The local focus on the regeneration of the Maze is shown to be partly about pride, partly about economic necessity. In focusing on the landscape, the article deals with Northern Ireland’s difficult history from an interesting angle. Its dialogue also captures individuals processing their own roles in the events of the past, most notably the former prison officer who had been shot during the IRA ambush:
Twenty-nine of my colleagues died, murdered, trying to impose the regime set out by the Northern Ireland Office – ‘Don’t give in to the Republicans, they’re not getting political status, not getting segregation’ – so twenty-nine men died trying to uphold that and at the end of the day they turn around and give them it and I feel a bit betrayed by that, why did they not give them it in the first place and let twenty-nine men live?

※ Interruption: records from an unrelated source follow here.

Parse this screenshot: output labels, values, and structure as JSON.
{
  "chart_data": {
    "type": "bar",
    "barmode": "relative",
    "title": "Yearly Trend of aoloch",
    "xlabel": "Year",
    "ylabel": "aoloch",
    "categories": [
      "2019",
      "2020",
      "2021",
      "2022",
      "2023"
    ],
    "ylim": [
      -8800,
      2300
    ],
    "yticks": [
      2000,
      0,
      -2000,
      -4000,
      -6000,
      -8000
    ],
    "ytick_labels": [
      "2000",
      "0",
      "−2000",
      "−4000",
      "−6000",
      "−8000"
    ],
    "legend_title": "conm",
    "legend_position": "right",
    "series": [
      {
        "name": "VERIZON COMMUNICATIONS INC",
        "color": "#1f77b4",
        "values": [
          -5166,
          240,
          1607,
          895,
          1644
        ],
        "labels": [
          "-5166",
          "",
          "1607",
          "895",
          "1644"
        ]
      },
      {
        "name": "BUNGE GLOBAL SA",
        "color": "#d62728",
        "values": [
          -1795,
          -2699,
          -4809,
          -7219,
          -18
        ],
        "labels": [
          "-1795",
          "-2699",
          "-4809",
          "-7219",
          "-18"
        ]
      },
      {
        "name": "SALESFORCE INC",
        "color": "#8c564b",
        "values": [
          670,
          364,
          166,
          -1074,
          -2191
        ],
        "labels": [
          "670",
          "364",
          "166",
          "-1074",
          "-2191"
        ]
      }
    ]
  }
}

The directness of these quotations signal a candour that is difficult to establish instantly – the product of a degree of trust between the writer and interviewee. How does one establish this trust? Through repeated conversations (Andrews indicates that she visited the Maze several times) and by the writer laying their cards on the table as early as possible: this is what I want to do, this is what I don’t want to do. This kind of non-fiction writing is different from the strands of journalism in which one seeks sensational quotes to instantly dramatise a story: instead, you want people to explain themselves and their situation at length. The result of this patient approach, as we can see here, can be uniquely revealing. Most forms of good narrative non-fiction writing are, to a greater or lesser extent, the result of what Gay Talese calls ‘the fine art of hanging out‘.